The temperature was in the minus now, probably. Akil put some firewood in the hearth to keep the kotha warm. We threw blankets upon us and lay down in a semi-circle around Ramzan chacha, listening to his tales and laughing at his dialect. He didn’t mind it. It was an amazing experience in that kotha in the night, filled with the sound of the rushing river at a distance. Meanwhile, dinner was served but Ramzan chacha didn’t participate. On much insistence, he took some meat pieces in a bowl for his family.
The part of the kotha where I had lain down was wet and muddy and close to a wall that had a big hole in it. Through this hole came chilly air, making me shiver. I had made a blunder by underestimating the weather, as it was summer. The blankets I had didn’t work, but thanks to Junaid for providing me with a sleeping bag.
In the kotha I observed a lack of collective concern. Everybody was concerned only for their own cover. At such places one should also think of the safety and health of others.
Trekking throughout the day was showing its effects now. My legs were in pain and I kept tossing and turning till 3am. The intensity of the cold was such that others also woke up and after a round of tea was served, we felt some relief.
In the morning it was decided that we were not going to hike. I along with Adnan and Salim went to check out the surrounding areas. After crossing a nearby mountain, we reached a breathtaking view point. It was a sunny day, the mountains covered with thick layers of snow across the river shining in the light. We saw some lizards and took their pictures. I remembered the soldier’s words about mobile network working somewhere around where we were. I put on my cell phone’s aeroplane mode on when I turned it off, the network came. After spending some time on social networking sites, we sent a message of our being safe and secure to our families.
Next morning, we all left towards Sheera Sar, the ‘Lake of Spirits’. On the way we saw some interesting sights: a small river passing under a roof of rocks, an animal like a cat but bigger in size, one I had never seen before.

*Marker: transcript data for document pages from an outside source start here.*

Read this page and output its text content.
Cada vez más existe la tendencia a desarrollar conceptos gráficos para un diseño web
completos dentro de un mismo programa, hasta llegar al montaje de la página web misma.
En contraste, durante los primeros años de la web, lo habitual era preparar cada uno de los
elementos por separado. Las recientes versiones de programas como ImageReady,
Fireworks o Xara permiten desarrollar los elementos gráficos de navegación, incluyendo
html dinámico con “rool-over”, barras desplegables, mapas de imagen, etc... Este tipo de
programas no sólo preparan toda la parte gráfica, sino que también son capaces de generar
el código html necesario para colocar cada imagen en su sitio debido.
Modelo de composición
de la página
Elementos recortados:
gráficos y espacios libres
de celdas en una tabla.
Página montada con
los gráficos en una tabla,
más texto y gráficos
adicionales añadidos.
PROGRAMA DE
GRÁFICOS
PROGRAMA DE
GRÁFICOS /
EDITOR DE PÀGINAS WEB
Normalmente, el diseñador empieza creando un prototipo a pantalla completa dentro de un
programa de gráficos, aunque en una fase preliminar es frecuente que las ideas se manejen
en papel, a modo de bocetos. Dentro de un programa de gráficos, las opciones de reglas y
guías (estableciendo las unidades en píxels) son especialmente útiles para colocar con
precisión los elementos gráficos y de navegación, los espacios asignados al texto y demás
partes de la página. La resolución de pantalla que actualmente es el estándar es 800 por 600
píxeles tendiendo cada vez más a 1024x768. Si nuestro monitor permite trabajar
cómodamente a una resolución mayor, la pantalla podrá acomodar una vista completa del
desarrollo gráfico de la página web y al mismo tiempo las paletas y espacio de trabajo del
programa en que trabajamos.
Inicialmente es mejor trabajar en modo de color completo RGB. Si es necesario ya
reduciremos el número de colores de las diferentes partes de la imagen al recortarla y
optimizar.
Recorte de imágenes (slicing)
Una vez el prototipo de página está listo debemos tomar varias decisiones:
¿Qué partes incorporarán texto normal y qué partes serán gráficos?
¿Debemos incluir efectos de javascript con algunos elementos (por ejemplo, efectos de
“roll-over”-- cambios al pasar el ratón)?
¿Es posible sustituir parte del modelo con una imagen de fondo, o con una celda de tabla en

We moved along the bank of the river that originates from the lake and followed it, walking in a queue like a column of soldiers. A large number of sheep were grazing in Minimarg. We reached snowy terrain and crossed the river through a bridge made of ice. We saw a small range of mountains – bare, rough, and almost vertical, like those usually found in Ladakh.
Sheera Sar, at first sight, is like seeing the Taj Mahal. It is such a beautiful and breathtaking lake, with mountains thickly covered with layers of snow providing pure and fresh water to it. The water was shining like a mirror, reflecting sun rays, and it was difficult to take in the entire view at once. Some nomadic boys were busy catching fish with their rods dipped into the lake. I was getting irritated by the excessive photography by my companions. Small iceberg-like pieces were floating in the lake, adding more charm to it. The lake serves as the base camp for the climb to Harmukh’s summit. According to my neighbour, a young man who has extensively explored the area from Sheera Sar to Gangbal Lake, there are fifteen small and big lakes in this region.
Suddenly, the weather changed. Black clouds started hovering over us and we made our way back quickly to the kotha in Kubi. On our fourth and last day, we left for home.
I just want to convey a small message that whenever you go for camping there, make sure to keep the place neat and clean. Don’t leave any waste, particularly polythene.